Shi Qian sneaks into Xu Ning's house after nightfall and steals a precious family heirloom of his – a golden armour vest that no object can pierce. When Xu Ning discovers that the vest, which was concealed on a beam, is stolen, he is extremely upset. Tang Long, who claims to come by to visit, tells Xu he has seen a man walking with a limp and carrying an embroidered box. Believing that the man is the stealer of the vest, Xu tells his wife to file temporary leave for him at his office as he embarks on a long chase with Tang after Shi Qian. The pursuit brings him close to Liangshan. They run into Yue He, who poses as a businessman. Hitching a ride on Yue's coach, Xu is offered a spiked drink which knocks him over. When he comes to, he is already in the stronghold of Liangshan.

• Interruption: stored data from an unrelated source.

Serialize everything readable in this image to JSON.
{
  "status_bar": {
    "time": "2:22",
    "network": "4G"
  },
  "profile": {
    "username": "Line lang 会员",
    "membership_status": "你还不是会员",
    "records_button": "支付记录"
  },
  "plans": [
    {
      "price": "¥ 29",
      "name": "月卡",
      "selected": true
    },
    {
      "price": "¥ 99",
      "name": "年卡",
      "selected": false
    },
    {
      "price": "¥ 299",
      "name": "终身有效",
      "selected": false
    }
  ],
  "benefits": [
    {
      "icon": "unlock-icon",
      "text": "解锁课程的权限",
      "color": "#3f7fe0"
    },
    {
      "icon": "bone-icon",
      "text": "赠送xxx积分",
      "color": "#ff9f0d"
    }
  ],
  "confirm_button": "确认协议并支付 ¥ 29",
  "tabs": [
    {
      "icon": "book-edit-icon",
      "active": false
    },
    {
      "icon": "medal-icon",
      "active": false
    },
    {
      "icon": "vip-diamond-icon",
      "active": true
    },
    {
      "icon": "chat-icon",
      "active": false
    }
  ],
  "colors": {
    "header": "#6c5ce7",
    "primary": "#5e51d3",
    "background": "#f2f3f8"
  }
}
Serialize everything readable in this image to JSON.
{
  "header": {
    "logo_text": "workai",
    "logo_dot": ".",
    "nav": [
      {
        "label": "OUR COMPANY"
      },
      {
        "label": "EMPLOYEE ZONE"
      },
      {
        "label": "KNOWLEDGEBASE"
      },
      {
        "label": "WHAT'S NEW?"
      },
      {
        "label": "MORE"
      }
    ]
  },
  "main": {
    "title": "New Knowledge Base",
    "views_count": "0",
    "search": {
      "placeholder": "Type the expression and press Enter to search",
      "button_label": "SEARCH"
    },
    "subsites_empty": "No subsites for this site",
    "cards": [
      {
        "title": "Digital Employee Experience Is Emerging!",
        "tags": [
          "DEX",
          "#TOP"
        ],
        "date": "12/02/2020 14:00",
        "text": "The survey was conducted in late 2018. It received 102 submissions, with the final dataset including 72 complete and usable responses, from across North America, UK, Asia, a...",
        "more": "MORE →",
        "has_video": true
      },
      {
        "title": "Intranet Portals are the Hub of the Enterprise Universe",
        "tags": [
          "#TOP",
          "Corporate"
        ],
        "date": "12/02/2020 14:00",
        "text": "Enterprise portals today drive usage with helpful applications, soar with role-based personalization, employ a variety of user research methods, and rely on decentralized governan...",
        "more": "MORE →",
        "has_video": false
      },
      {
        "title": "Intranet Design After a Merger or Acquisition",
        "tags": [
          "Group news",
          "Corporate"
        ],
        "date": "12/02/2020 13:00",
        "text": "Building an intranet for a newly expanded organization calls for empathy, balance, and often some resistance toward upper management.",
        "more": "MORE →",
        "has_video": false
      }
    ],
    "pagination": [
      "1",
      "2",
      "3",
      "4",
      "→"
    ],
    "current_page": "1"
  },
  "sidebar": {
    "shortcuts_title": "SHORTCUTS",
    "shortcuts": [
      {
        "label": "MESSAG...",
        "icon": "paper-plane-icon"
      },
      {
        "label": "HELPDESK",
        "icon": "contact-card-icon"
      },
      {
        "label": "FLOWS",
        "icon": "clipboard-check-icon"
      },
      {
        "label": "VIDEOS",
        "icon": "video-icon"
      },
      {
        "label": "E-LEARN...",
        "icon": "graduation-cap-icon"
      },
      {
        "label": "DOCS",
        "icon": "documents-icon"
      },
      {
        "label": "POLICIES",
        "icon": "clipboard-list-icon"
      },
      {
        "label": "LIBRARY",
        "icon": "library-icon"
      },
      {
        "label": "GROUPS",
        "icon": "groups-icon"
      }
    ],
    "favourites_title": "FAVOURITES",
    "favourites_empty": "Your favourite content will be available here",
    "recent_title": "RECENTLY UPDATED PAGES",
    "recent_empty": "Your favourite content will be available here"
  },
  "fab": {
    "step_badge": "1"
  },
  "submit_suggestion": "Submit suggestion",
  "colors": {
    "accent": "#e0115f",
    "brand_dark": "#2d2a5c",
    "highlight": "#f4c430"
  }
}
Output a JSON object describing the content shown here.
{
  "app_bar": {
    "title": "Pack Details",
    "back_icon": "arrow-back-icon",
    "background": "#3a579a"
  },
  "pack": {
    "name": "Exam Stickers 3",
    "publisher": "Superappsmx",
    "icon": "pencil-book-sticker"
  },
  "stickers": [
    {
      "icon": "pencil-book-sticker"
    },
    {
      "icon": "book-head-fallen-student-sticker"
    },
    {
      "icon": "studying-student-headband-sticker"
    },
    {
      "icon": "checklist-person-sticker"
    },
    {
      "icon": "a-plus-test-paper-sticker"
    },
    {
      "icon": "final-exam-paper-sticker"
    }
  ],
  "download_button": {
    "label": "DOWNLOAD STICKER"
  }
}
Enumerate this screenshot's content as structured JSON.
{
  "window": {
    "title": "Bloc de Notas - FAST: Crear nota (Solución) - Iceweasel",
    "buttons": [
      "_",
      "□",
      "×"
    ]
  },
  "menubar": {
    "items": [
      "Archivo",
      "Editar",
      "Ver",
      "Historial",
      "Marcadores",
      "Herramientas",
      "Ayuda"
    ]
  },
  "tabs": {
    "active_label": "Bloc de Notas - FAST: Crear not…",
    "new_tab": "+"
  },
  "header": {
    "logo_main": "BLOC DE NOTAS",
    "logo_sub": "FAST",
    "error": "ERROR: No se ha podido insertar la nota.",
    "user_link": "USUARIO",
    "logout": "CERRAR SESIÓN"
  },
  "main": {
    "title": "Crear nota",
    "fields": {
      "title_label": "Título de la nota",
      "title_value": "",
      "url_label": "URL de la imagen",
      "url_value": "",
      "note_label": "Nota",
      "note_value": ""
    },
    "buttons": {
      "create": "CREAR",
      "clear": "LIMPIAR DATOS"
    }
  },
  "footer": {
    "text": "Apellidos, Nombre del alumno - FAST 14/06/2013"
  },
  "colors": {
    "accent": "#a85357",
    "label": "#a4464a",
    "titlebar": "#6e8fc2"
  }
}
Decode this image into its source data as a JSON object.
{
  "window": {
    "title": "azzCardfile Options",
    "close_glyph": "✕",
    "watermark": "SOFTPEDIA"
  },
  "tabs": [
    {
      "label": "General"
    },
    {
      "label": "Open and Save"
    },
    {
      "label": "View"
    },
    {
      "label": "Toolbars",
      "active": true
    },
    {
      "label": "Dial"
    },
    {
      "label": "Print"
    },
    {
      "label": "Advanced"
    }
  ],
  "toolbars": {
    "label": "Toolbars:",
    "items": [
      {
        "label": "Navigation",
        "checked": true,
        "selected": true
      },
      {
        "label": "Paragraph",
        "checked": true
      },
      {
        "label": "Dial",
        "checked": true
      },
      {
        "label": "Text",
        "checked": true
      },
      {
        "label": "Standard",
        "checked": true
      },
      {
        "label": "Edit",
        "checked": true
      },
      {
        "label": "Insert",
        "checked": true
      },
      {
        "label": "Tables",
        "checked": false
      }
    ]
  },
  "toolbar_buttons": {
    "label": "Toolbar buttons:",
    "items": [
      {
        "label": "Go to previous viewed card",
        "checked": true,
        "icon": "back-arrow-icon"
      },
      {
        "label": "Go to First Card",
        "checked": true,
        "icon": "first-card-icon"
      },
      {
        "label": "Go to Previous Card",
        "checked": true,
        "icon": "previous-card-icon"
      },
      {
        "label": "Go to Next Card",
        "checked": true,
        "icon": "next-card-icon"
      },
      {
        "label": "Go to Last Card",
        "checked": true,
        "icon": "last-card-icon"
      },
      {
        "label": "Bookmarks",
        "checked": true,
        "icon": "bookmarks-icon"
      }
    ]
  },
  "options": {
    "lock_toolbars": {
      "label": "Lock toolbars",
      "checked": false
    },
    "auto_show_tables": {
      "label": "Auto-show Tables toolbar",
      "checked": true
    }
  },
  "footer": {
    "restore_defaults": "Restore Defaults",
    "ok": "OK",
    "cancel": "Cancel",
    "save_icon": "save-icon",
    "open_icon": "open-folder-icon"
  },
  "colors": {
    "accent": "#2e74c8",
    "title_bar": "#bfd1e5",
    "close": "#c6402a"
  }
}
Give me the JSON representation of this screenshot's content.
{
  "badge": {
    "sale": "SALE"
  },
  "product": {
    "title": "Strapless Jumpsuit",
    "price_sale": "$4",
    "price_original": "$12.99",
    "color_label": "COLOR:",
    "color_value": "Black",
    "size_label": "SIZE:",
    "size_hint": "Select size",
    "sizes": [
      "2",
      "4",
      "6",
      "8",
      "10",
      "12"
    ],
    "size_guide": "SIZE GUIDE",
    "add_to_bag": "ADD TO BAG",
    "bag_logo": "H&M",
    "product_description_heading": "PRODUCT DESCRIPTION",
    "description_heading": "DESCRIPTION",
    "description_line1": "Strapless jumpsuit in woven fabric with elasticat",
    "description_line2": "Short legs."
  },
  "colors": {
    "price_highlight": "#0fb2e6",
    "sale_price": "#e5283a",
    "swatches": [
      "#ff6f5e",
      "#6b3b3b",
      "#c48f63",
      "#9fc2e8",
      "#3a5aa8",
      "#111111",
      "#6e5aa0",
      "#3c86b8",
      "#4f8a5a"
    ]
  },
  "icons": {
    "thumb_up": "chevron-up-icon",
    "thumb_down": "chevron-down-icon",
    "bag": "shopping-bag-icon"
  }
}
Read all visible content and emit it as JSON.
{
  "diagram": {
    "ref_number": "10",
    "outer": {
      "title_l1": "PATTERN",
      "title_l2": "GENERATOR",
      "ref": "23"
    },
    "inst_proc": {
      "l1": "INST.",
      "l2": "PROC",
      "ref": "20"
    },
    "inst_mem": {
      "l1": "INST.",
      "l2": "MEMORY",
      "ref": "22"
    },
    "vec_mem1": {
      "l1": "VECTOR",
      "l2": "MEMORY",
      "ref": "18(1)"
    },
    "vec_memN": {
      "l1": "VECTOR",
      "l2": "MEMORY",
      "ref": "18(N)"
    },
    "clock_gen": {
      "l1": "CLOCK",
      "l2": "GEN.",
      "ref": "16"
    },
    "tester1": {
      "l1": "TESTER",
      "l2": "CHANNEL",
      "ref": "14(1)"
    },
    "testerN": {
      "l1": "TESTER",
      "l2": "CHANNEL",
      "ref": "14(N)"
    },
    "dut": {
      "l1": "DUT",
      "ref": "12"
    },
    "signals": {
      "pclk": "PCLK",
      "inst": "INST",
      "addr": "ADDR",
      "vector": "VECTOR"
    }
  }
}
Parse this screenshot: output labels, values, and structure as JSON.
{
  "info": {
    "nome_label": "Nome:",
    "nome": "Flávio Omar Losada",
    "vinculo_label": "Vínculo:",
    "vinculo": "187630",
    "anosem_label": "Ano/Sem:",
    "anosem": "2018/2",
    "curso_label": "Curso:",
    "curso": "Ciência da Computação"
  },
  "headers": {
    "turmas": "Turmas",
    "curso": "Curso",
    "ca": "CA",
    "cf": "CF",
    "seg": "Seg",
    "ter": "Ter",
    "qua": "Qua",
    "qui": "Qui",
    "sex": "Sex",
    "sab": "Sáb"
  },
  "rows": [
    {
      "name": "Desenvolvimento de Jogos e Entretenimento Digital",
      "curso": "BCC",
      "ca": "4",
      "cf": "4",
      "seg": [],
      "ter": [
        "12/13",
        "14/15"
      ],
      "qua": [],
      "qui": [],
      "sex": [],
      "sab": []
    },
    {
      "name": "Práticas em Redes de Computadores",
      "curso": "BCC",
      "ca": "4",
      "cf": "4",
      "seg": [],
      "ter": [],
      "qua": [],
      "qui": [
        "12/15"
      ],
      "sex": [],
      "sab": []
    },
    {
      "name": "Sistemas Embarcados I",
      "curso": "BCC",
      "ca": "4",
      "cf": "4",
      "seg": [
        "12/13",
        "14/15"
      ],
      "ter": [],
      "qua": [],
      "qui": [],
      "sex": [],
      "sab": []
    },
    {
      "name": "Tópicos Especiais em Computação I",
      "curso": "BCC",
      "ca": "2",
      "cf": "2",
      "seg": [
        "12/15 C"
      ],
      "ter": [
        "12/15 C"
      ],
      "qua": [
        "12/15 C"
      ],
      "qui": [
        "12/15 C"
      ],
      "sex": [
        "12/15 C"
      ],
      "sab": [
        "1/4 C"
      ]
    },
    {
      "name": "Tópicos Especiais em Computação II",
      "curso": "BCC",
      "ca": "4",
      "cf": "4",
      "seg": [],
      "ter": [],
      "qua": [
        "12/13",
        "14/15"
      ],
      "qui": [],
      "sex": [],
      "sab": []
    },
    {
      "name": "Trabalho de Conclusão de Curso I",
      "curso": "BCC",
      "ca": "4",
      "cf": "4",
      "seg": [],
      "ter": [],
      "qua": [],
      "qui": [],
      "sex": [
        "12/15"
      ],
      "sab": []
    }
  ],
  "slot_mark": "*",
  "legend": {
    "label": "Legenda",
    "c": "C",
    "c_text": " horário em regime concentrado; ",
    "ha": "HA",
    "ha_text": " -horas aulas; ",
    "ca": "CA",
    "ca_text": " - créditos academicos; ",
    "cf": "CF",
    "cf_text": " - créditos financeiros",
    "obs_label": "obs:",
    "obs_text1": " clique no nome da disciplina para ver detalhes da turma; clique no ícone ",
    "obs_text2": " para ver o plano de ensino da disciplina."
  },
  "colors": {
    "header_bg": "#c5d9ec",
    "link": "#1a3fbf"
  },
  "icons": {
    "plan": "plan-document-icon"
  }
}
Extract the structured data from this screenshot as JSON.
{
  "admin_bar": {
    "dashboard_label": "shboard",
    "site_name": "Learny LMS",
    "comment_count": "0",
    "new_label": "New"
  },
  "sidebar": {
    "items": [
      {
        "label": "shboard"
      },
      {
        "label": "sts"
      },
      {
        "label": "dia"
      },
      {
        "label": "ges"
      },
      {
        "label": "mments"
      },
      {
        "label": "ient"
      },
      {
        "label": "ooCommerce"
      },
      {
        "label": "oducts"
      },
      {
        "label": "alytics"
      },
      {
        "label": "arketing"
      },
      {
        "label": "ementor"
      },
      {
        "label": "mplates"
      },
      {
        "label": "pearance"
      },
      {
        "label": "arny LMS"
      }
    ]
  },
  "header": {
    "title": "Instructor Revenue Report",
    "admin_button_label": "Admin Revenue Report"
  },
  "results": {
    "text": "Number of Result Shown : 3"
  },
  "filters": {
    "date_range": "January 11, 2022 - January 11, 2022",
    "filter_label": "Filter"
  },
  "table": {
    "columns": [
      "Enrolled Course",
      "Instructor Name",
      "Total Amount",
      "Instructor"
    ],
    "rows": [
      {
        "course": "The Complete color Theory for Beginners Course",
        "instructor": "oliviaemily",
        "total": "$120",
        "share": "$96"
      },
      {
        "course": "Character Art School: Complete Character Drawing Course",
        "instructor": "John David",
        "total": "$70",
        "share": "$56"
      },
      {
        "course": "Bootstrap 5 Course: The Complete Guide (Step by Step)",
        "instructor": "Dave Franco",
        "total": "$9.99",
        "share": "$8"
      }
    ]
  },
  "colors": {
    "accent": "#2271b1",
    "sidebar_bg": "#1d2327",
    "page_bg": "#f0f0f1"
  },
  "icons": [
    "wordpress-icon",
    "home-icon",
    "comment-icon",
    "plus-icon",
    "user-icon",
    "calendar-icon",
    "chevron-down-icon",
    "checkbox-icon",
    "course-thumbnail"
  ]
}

Xu Ning is angry that he has been duped. However, when he gets his vest back and finds his family taken to Liangshan by Dai Zong, he reluctantly agrees to join the band. Xu trains some selected Liangshan foot soldiers in the use of the hooked lance. These lancers topple Huyan Zhuo's cavalry, causing his army to collapse.

Campaigns and death
Xu Ning is appointed as one of the Eight Tiger Cub Vanguard Generals of the Liangshan cavalry after the 108 Stars of Destiny came together in what is called the Grand Assembly. He participates in the campaigns against the Liao invaders and rebel forces in Song territory following amnesty from Emperor Huizong for Liangshan,

In the battle of Hangzhou in the campaign against Fang La, Xu Ning and Hao Siwen face Fang's son Fang Tianding. When Hao Siwen is captured by the enemy, Xu Ning attempts to save him but is hit in the neck by a poisoned arrow. He dies from the wound soon after.